I’ve talked to other people with hidden disabilities and one thing t hat comes up over and over again is how frustrating it is to try to explain having a disability to someone who doesn’t have them. It’s the same with being a minority. It’s hard to show the absence of something–which is what a lot of being a minority is. For example. Me being followed around in a store. If a white person doesn’t have to deal with it, then of course they aren’t going to know it happens to people of color.
I really would like to be able to build a town where cishet white able-bodied white men are the minority. Throw Christian into that. And they get to fully feel what it’s like to be the minority. Not even in a ‘let all the minorities pick on them’ kind of way, but just in not being in the majority. That’s really the only way to get them to see, feel, and experience what it’s like to be in the minority. I know it’s not goinvg to happen (and, frankly, I’m not sure it’s ethical), but that really is the only way.
Similarly, a game that simulates different disabilihties would be the only way to get people to truly get what it’s like. It’s really disheartening for peo.ple to just shrug their shoulders and ignore what I’m saying when it comes to games and disability. Yesterday, I was seeing which incantations I didn’t have in Elden Ring with my first character. There were three of them, and the first two were easy enough to get. Well, once I found the place I had to be to get them. That’s one of the issues I have with the game–it’s not at all intuitive how to get from Point A to Point B sometimes. That’s always my problem with 3D games–I just cannot see the map in my head. Even with the actual map, I can’t tell what to do when I run into a wall or a barrier. It is so frustrating.
The third incantation was the worst, though. There is an area in the game that is hated by everyone because it’s a terrible platforming section. I mean, it’s just awful. Even people who don’t have an issue with the rest of the platforming in the game hate this area. It’s optional, but you have to do it for one of the endings. If you do all that, then you can jump down to the bottom floor from the top floor without dying. Also, people have figured out a way for people who don’t have issues with their twitch reflexes to do the platforming relatively easily. It involves a weapon, and I’ve tried to do it. I can do it maybe half the time. Which, better than none, but still annoying AF.

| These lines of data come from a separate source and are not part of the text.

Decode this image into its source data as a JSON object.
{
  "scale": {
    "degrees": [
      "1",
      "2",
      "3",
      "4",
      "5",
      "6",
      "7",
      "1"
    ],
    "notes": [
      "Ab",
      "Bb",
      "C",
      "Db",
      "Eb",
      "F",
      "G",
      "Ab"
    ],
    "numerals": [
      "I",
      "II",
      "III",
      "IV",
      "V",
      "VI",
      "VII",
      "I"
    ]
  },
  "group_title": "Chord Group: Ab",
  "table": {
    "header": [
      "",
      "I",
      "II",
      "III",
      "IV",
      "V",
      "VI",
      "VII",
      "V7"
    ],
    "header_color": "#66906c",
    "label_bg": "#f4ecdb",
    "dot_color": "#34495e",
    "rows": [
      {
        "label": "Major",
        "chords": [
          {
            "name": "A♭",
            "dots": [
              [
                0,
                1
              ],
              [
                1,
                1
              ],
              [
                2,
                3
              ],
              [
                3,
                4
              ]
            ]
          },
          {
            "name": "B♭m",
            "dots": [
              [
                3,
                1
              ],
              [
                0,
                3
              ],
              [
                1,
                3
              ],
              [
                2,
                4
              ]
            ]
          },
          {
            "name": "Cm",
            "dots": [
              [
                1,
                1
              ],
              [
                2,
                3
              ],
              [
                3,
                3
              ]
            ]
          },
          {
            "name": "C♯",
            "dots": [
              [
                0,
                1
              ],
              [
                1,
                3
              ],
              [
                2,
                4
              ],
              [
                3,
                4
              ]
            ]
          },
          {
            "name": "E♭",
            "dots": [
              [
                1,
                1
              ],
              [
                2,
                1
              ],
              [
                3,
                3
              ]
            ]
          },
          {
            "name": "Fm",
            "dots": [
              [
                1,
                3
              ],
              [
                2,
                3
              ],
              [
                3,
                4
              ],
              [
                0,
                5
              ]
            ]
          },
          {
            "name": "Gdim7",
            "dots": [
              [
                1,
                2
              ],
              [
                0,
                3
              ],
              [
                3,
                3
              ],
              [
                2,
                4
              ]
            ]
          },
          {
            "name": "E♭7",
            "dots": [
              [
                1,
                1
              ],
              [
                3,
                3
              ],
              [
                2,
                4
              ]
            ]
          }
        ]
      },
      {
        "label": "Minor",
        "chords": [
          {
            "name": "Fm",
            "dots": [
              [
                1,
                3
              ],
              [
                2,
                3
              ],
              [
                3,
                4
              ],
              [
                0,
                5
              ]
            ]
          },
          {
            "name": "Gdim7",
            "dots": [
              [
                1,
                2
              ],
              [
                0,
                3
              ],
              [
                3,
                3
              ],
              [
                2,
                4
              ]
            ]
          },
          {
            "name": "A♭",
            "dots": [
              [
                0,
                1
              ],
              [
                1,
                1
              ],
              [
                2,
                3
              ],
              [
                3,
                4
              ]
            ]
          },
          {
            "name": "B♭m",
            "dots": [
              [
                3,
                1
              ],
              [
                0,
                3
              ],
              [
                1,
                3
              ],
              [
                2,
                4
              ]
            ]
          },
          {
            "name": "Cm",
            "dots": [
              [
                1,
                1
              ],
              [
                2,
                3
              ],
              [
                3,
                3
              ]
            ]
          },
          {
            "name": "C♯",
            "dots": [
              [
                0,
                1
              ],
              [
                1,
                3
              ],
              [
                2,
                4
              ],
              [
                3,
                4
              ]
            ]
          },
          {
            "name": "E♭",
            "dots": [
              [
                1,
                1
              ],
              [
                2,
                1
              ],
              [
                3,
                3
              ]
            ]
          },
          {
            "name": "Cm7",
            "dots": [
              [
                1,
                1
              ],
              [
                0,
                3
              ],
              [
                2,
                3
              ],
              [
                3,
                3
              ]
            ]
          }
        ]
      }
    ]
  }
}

At least this time, I didn’t die with each jump, but it was still fury-inducing. A half hour in, I was stony face and silent as I did it over and over again. It was five or six jumps, but so fucking fiddly, I over-jumped or under-jumped so many times in a row. Plus, if there are not messages telling me where to jump down from the beams, I could not line it up properly. I always over-shot it to the right. I fell to the bottom at least thirty times if not more. I finally got the incantation, but I was fuming by that time.
I had to stop playing Stray for the same reason. I could not do the QTEs. In a game that wasn’t about gameplay! And, look, I am not a game dev, obviously, but there is such a simple answer to all this–fuck QTEs. And platforming in non-platforming games. But more realistically, after the person fails, say five times, let them just press the button (in the QTEs) and a snap-to for nonsense platforming.
I have more to say, but I’m done for now. Be back tomorrow.